Mesajı Okuyun
Old 26-09-2018, 12:56   #4
av__emrah

 
Varsayılan

T.C YARGITAY
12.Hukuk Dairesi
Esas: 2017/ 3714
Karar: 2018 / 6153
Karar Tarihi: 18.06.2018



Yukarıda tarih ve numarası yazılı mahkeme kararının müddeti içinde temyizen tetkiki borçlu tarafından istenmesi üzerine bu işle ilgili dosya mahallinden daireye gönderilmiş olup, dava dosyası için Tetkik Hakimi ... tarafından düzenlenen rapor dinlendikten ve dosya içerisindeki tüm belgeler okunup incelendikten sonra işin gereği görüşülüp düşünüldü :

Alacaklı tarafından başlatılan ilamlı takipte, borçlu vekilinin, icra mahkemesine yaptığı başvurusunda, ...'sındaki hesaplarına haciz tatbik edildiğini, ...’nin menkul ve gayrimenkulleri ile hak ve alacaklarının kamuya tahsisli ve Devlet malı niteliğinde olduğunu, ayrıca haczin 5393 sayılı Kanunun 15/son maddesi gereği de kaldırılması gerektiğini ileri sürerek haciz işleminin iptalini talep ettiği, mahkemece, bilirkişi raporu esas alınarak şikayetin reddine karar verildiği anlaşılmaktadır.

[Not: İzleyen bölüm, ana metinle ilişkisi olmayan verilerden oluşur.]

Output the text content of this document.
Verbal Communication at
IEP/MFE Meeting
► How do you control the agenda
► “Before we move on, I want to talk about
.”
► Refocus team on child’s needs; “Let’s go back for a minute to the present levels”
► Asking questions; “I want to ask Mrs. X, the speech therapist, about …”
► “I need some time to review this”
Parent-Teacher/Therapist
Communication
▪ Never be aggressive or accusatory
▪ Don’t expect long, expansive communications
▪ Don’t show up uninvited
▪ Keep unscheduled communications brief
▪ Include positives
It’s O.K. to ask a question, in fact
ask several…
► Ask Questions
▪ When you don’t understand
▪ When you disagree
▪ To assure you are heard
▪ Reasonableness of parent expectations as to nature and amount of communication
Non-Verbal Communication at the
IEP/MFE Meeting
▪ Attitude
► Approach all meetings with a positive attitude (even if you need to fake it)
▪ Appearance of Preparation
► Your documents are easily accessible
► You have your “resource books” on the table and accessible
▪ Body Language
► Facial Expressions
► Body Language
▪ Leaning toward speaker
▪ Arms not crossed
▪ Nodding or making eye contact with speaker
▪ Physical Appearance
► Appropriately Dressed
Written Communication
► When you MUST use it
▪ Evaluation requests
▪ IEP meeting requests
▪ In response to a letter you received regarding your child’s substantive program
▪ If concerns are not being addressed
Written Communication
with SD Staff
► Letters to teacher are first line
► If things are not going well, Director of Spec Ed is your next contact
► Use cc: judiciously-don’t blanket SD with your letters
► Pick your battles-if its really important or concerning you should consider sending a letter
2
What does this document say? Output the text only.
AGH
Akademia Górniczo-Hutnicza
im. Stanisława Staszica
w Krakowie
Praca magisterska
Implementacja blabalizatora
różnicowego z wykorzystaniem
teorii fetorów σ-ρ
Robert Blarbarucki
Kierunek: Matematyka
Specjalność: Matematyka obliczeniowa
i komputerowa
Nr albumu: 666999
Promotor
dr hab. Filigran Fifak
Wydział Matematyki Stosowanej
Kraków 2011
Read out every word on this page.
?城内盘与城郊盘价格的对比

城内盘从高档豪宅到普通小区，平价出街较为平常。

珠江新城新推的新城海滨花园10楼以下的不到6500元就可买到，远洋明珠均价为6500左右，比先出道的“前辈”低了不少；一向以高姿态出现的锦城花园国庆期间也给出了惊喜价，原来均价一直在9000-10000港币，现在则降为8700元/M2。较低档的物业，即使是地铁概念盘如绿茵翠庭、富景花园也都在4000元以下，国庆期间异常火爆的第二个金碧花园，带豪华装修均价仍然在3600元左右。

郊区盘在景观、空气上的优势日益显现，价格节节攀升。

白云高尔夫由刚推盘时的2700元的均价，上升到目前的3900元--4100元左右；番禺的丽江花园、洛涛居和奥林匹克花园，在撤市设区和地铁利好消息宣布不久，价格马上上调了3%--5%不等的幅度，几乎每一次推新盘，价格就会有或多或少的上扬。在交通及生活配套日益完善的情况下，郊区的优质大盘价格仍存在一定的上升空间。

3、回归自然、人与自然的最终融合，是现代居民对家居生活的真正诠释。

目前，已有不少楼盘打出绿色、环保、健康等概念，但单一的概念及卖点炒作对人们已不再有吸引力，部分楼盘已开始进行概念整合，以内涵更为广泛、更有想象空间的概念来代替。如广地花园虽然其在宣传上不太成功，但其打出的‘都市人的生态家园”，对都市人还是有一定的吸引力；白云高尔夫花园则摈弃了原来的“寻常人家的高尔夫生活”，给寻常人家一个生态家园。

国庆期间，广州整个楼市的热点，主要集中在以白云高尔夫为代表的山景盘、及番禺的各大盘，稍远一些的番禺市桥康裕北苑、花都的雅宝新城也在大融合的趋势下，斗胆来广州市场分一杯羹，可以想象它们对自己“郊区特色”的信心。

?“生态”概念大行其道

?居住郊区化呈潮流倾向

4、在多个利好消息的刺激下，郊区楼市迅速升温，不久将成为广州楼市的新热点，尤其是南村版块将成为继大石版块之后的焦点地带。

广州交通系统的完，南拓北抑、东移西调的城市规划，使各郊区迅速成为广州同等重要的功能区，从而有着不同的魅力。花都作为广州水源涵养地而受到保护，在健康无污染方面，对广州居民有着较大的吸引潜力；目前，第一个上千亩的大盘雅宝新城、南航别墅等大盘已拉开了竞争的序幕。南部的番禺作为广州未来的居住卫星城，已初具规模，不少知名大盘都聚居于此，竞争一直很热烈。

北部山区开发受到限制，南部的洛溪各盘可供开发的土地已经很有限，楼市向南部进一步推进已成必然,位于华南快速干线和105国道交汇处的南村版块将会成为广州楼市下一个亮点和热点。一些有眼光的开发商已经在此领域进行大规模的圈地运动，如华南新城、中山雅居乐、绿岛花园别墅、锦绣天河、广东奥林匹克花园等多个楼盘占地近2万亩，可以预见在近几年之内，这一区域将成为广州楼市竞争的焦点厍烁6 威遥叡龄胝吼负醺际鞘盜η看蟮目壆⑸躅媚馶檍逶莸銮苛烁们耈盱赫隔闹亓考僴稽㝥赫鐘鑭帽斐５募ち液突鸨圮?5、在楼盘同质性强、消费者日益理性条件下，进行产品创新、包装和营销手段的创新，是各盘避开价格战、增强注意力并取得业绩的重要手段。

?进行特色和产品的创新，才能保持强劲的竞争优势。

Şikayetçi ..., 2560 Sayılı Kanun gereğince ... ... Belediyesi'nin idari yapılandırılmasında yer aldığından, hakkında yukarıda belirtilen 5393 Sayılı Belediye Kanunu'nun uygulanması zorunludur.

5393 sayılı Belediye Kanunu'nun 15. maddesinde; "Belediyenin proje karşılığı borçlanma yoluyla elde ettiği gelirleri, şartlı bağışlar ve kamu hizmetlerinde fiilen kullanılan malları ile belediye tarafından tahsil edilen vergi, resim ve harç gelirleri haczedilemez" düzenlemesine yer verilmiştir.

Ayrıca 5779 sayılı ... ve ... Gelirlerinden Pay Verilmesi Hakkında Kanun'un 7. maddesinde; bu Kanunda, belediyelere, genel bütçe vergi gelirleri tahsilatından ayrılacak paylar ile diğer kanunlarda verilmesi öngörülen payların vergi hükmünde olduğu düzenlenmiştir.

İcra ve İflas Kanunu ve takip hukuku ilkelerine göre, asıl olan alacaklının alacağına kavuşmasını sağlamak olduğundan, kural olarak borçluların tüm mallarının haczi mümkündür. Bir malın haczedilememesi için yasal düzenlemenin bulunması zorunludur. Haczedilmezlik istisnai bir durum olduğundan, bu yöndeki düzenlemelerin de dar yorumlanması gerekir.

Somut olayda, mahkemece yargılama sırasında aldırılan ve hükme esas alınan 13.05.2016 tarihli bilirkişi raporunda; hesapta toplanan paraların yasa gereği kendiliğinden haczi kabil olmayan gelirlerden oluştuğunun tespit edildiği görülmüştür.

O halde, mahkemece, şikayetin kabulü ile haczin kaldırılmasına karar verilmesi gerekirken, yazılı şekilde hüküm tesisi isabetsizdir.


SONUÇ : Borçlunun temyiz itirazlarının kabulü ile mahkeme kararının yukarıda yazılı nedenlerle İİK'nun 366 ve HUMK’nun 428. maddeleri uyarınca (BOZULMASINA), peşin alınan harcın istek halinde iadesine, ilamın tebliğinden itibaren 10 gün içinde karar düzeltme yolu açık olmak üzere, 18.06.2018 gününde oybirliğiyle karar verildi.